I don’t regret what I’ve done. Am I a terrible person?
It’s actually natural and normal to not experience the feeling of regret immediately or at all after making a mistake. But, how we feel doesn’t change what took place.
Last Friday, I had sex for the first time. I really care for this guy and do not regret having sex with him. Before we had sex he said that someday, hopefully soon, that he wants to marry me. Though I feel that I HAVE sinned, I don’t feel bad for it. Am I a terrible person???
Dear Troubled Teen,
You’re not a terrible person to not feel regret. This is logical since you haven’t experienced anything negative from your choice at this time. And, God created sex to be very good, and to feel good, forming a tight bond between man and woman. Therefore, you are simply experiencing some of the good feelings of sex with your boyfriend right now.
However, what you are experiencing now cannot last—and most likely will turn as powerfully painful as it has been good. Feelings come and go and often are not clued into reality. We feel scared when watching a horror movie, however, the logical truth is that we’re not in any more danger than before the movie began. I might have romantic feelings for a guy even though I know in my brain that he’s an illegal drug user and atheist (while I’m neither). For me to date him just because of my feelings would be unwise. Be careful about feelings—they come and go and they’re not always smart, but truth remains. Here’s the truth…
Your current feelings are not clued into reality. You feel all the good emotions of committed, intimate love, but there is no real commitment or love. This guy is not committed to honoring your body, heart, mind and soul for another minute if he so chooses. There are absolutely no guarantees that he’ll stay—he is free to leave you at anytime. Therefore, you not only must fear losing his presence in your life, but must also realize that the gift of sex becomes altered without commitment. Since either of you can leave at anytime, you just completely changed sex to be a thing of pleasure for the moment, for the length of the relationship, instead of an eternal, forever gift—what God had planned for sex. Outside of marriage, we devalue sex to be less than all it is meant to be.
Also, if the relationship ends, the consequences you both experience can be quite severe. There are consequences that exist even if you do stay with the guy through marriage. Please read our What They Haven’t Told Me article. If you really care for or love him, and if he loves you, why would you put each other at risk of harming one another, especially in the area of your sexuality? Do you think there are no other ways to show him that you care? There are tons of things you two can do together for fun and ways to show you care besides having sex—things that would not put each other at risk of any physical, emotional or spiritual harm. Doing such things would be real love.

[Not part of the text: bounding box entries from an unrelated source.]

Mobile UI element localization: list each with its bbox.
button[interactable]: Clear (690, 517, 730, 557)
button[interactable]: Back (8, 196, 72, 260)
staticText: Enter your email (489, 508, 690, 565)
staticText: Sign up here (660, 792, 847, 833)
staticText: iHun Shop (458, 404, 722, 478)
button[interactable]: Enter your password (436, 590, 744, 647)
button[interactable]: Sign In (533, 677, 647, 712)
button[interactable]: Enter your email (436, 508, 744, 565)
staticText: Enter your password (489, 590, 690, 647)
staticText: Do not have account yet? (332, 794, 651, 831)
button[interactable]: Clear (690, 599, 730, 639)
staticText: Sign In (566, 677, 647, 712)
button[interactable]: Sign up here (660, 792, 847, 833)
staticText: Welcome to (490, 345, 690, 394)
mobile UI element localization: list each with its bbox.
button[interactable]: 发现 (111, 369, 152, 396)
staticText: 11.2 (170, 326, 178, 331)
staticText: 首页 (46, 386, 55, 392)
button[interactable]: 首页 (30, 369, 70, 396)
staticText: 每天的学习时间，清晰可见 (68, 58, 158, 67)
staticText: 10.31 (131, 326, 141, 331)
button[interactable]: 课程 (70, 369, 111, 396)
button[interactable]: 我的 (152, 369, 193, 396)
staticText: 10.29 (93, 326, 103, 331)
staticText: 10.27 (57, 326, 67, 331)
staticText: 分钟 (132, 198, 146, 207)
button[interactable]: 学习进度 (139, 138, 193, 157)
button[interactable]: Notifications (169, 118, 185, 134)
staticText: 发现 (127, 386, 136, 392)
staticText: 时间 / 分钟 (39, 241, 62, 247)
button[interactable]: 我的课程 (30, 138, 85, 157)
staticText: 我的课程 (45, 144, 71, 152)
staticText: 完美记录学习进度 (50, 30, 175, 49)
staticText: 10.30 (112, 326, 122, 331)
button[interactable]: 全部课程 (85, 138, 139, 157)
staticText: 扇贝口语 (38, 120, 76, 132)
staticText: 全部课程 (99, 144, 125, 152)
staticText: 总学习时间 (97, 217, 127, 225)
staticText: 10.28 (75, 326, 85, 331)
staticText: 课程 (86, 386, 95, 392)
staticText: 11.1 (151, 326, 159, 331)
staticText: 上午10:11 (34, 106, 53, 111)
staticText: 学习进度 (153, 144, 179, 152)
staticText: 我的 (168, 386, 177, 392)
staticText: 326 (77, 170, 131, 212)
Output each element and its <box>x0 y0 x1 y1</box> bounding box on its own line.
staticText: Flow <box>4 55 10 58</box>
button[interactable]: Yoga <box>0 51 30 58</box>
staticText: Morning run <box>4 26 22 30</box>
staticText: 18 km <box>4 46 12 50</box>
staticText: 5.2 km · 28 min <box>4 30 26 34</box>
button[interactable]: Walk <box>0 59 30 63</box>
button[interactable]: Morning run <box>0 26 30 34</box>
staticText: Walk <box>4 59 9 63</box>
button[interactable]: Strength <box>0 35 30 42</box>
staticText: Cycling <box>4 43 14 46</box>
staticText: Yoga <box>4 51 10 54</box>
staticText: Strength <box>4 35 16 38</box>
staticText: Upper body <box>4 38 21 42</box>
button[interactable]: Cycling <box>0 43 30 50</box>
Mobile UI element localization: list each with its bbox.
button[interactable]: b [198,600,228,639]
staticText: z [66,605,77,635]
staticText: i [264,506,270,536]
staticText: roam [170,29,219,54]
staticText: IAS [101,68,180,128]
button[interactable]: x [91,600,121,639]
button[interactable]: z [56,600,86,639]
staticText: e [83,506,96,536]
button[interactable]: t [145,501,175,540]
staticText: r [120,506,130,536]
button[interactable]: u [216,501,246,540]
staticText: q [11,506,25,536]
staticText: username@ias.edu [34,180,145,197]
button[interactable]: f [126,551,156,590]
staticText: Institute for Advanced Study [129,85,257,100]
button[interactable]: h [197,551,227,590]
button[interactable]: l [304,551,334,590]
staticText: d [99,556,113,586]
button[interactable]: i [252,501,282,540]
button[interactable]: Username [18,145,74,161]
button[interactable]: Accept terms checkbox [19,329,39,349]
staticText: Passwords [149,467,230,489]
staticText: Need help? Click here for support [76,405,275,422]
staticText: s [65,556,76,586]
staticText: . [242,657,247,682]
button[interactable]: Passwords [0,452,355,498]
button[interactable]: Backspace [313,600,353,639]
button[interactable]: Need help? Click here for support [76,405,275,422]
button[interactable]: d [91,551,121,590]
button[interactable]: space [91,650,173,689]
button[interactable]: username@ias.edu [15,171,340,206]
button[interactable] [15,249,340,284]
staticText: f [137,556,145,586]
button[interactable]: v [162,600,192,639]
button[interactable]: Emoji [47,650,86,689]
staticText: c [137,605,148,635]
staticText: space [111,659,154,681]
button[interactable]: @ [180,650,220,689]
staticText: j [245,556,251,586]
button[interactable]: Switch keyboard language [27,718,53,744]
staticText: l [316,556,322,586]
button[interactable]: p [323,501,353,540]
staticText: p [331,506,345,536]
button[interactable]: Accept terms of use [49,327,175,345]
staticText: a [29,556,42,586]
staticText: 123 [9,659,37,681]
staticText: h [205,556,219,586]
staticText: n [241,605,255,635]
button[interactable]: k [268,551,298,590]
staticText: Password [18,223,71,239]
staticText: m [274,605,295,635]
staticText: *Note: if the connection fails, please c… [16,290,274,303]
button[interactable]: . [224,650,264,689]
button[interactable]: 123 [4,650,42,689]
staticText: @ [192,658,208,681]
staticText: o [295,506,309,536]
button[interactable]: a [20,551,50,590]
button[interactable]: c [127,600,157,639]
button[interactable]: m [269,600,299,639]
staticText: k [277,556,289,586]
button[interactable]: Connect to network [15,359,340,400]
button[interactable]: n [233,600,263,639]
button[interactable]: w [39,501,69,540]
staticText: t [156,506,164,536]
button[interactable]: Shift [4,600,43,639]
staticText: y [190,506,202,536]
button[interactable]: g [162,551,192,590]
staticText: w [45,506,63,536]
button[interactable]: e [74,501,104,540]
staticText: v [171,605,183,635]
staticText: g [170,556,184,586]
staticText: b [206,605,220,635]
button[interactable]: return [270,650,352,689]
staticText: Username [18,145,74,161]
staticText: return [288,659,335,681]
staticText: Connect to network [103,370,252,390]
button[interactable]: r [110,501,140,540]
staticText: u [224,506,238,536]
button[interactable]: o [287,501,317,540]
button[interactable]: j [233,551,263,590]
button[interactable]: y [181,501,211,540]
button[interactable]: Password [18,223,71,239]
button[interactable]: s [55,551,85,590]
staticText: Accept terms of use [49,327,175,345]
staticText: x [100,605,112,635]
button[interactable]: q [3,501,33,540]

Lastly, even if this guy does stay through marriage and you feel no harm done in your relationship with each other, there is another relationship involved in this situation. If you believe in God, if you have any relationship with God, keep in mind that you’re isolating yourself from His love by choosing to not follow His plan for your sexuality (clearly stated in the Bible). The truth is that God wants more for you than passing moments of pleasure with your boyfriend. He wants the two of you to experience real love (not putting each other at risk of such harm). He wants you to have an eternal, forever gift in marriage (not something you devalued long before marriage). He wants you to be free as a young person, not weighed down by a serious sexual relationship or with worries about sexual consequences. He wants all of this for you, because He loves you very much. If you have sex outside marriage, you choose to walk away from God’s hopes and dreams for your life, missing out on all the gifts He has in store for you. He will always love you and wants you to stay close to Him—He is the source of all love. Don’t give up on that kind of love. It is worth pursuing, it is worth giving up moments of pleasure to attain. It is far better than any love we can imagine ourselves. I have no regrets about the sacrifices I’ve made to live in this love.
The REAP website says you can repent if you’re ready. You do not HAVE to do anything; you’re free to choose whatever you’d like. But, if you’d like to start over, that is possible – whether you feel regret or not. If you’d like to be close to God again, He wants that more than you know. Please read our Do You Want a Second Chance? article and talk to your boyfriend about what you think and believe is right. You can both start over and become completely restored – God’s mercy and graces are beyond or imagination. You will always find peace in your heart when you follow God’s plan—it may not be easy, but it always ends in peace, which is an incredible feeling based on truth.
Feelings are nice and can be wonderful, but the truth is what sets us free. Make your decisions based on the truth, not just feelings.